As a proposal for my final project, I have sketched a compact dual-axis solar panel tracker. Solar panels come in many sizes and configurations. For this project, I would like to explore technologies that maximise the performance of solar panels, in this particular case by designing and fabricating a device that tracks the movement of the Sun.

By aligning with the Sun's position in the sky, the solar beams can hit the solar panel perpendicularly, thus maximising the amount of energy intercepted.

To track the Sun's daily motion from East to West and its seasonal North-South movement, the tracker will require 2 degrees of freedom, utilising actuators or gears that enable movement around the azimuth and altitude axes.

The tracker will require light sensors to detect the Sun´s position, allowing the microcontroller to send signals to the tracking mechanism to adjust it accordingly.

These adjustments can take place at intervals of 20 to 30 minutes, ensuring that both the controller and motors consume minimal energy.

When the Sun sets, the tracker should automatically move to a resting position, and in the morning, when the Sun rises, it should “wake up” and return to its initial position.

I also find it interesting to allow the possibility of receiving data on a smartphone regarding the tracker’s performance and controlling its movements from the device, such as moving it to its resting or initial position.

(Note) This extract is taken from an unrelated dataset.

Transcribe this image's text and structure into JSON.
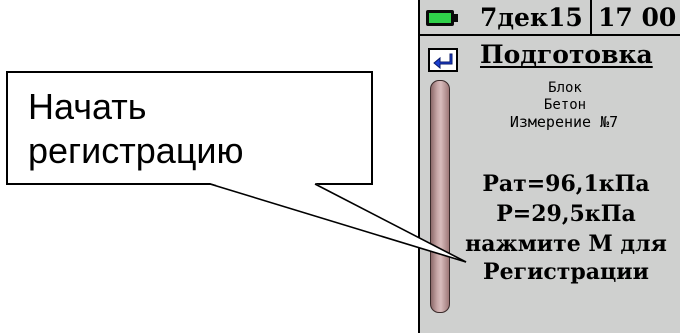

I believe this device is useful for charging batteries or small devices when there is no access to a main electricity source. Here are some situations where this device could be particularly handy:

• camping
• outdoor events or fair
• Living in or travelling through remote areas
• during power outages
• in disaster zones

Keeping cost and material constraints in mind, the solar tracker should be compact, approximately the size of a PC monitor.

I anticipate that this project will require further research on the types of sensors and actuators to be used. Additionally, I will need to create a detailed CAD model, design and integrate the controller, sensors, and actuators, and determine the most suitable materials and digital fabrication technologies for each component.